Il Sottomarino ist dagegen eine Trattoria vergangener Zeiten mit üppigen Gerichten, Retro-Einrichtung und einem freundlichen und familiären Service. Die Einwohner von Livorno essen hier den Cacciucco in all seinen Varianten.

Die Suppen des Südens, wo die Miesmuscheln regieren

Fahren wir entlang der Küste nach Süden und erreichen wir Kampanien, ändern sich die Zutaten und zur Hauptzutat werden die Miesmuscheln, die am besten in der klassischen Miesmuschelsuppe Impepata di cozze zur Geltung kommen, in der sie ihre Huldigung finden.

Die Zubereitung ist einfach: Die Muscheln werden in einem Topf mit Schale gekocht bis sie sich öffnen und anschließend mit reichlich Pfeffer bestreut. 

Die Kardinalfrage lautet: mit oder ohne Tomaten?

Manche geben passierte, manche nur frische Tomaten hinzu. Das traditionelle Rezept verlangt nur etwas Zitronensaft, Petersilie und geröstetes Brot. Bei dieser neapolitanischen Spezialität sind Einfachheit und frische Null-Kilometer-Zutaten der Schlüssel zum Erfolg.

Unsere Empfehlung: Das Restaurant ‘A figlia d’o Marenaro in Via Foria in Neapel ist eines der besten Lokale, wenn Sie die Miesmuschelsuppe probieren möchten. Lassen Sie sich nicht von der modernen Einrichtung täuschen, denn die Tradition dieses Lokals beginnt 1955 und Assunta Pacifico führt die Tradition dieses Gerichts, vom Putzen der Miesmuscheln bis hin zur Zubereitung, noch immer weiter (und das Rezept wird immer noch geheim gehalten, sogar vor den Kindern, die mit ihr im Restaurant arbeiten).

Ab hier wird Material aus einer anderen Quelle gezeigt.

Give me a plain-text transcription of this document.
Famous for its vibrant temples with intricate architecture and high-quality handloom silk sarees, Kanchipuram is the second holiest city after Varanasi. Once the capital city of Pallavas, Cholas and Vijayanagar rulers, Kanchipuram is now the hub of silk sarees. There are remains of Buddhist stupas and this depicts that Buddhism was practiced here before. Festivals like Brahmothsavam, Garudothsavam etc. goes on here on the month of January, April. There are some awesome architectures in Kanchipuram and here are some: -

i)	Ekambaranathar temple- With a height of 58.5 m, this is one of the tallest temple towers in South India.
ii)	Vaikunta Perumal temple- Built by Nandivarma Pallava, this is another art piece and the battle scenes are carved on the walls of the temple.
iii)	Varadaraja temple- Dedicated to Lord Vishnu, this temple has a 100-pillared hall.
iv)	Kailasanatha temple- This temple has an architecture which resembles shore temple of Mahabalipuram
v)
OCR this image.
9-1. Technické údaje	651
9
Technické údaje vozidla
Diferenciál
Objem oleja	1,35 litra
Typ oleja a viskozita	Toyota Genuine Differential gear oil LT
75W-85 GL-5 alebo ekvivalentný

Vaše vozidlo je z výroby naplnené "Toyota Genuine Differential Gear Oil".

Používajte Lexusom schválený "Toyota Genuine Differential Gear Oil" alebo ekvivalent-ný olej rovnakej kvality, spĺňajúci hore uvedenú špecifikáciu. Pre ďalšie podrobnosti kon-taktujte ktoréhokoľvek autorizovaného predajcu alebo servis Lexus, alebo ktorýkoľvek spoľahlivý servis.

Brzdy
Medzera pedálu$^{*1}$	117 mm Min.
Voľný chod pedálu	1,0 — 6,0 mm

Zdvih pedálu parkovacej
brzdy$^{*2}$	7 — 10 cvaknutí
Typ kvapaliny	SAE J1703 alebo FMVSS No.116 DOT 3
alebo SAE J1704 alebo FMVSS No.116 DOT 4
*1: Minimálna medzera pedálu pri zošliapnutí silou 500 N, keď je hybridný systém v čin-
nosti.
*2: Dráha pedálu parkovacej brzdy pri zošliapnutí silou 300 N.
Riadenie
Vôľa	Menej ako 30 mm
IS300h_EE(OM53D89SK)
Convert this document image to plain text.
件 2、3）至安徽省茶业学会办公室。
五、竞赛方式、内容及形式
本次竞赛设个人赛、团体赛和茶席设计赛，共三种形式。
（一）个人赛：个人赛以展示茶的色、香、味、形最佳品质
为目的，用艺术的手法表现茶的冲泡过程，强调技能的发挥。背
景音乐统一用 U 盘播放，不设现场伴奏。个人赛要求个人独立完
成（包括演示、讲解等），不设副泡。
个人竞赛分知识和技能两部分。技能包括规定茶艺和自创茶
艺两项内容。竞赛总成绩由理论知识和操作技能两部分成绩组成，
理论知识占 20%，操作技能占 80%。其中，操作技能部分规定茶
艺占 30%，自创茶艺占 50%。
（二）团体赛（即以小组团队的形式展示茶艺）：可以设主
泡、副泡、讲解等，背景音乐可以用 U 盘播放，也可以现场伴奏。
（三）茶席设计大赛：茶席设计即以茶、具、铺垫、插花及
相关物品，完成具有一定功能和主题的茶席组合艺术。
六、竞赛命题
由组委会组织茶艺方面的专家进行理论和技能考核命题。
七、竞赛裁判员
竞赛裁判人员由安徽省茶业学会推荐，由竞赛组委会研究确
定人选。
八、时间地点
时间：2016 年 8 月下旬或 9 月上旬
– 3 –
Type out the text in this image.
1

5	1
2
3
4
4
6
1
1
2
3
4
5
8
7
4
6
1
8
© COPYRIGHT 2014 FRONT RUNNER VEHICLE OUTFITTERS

Unsere schöne Reise durch die Fischsuppen führt uns zum Schluss unweigerlich nach Apulien.

Die Quatàra di Porto Cesareo ist eine Fischsuppe der armen Küche mit einer einzigartigen Zubereitungsart: Ursprünglich bereiteten Fischer diese Suppe an Bord oder in einer Bucht in einem einzigartigen Kupfertopf (dem Quatàra eben) zu: etwas heimisches natives Olivenöl extra, gewürfelte reife Tomaten und Wasser – zur Hälfte Meer-, zur Hälfte Quellwasser. Die verschiedenen Fische werden in einer genauen Reihenfolge in den Topf gegeben: zuerst die robusteren Muscheln und danach die zarteren Zutaten wie Lippfische und Meeräschen. Die Zubereitung, der Topf, das Kochen: Alles ist hier Teil eines Rituals, das dieser Suppe ihre Besonderheit verleiht. Für die Einzigartigkeit sorgt auch die Tatsache, dass nach der alten Tradition Fischabfälle verwendet wurden, die früher “u pesce iattisciatu”, also von anderen Fischen angeknabbert, genannt wurden: von den edlen Tischen verworfen, doch von weisen Fischern wegen des besonderen Geschmacks geschätzt, den das wunde, angeknabberte Fleisch im Meer durch die „natürliche Marinade“ aus Salzwasser erhält.  

Unsere Empfehlung: Im Ristorante da Antimo in Porto Cesareo schmeckt jedes Gericht köstlich und der Fisch wird nach Rezepten zubereitet, die man seit 1957 von Generation zu Generation weitergibt. Es ist, als ob man mit der Familie speisen würde, nur mit etwas mehr Klasse.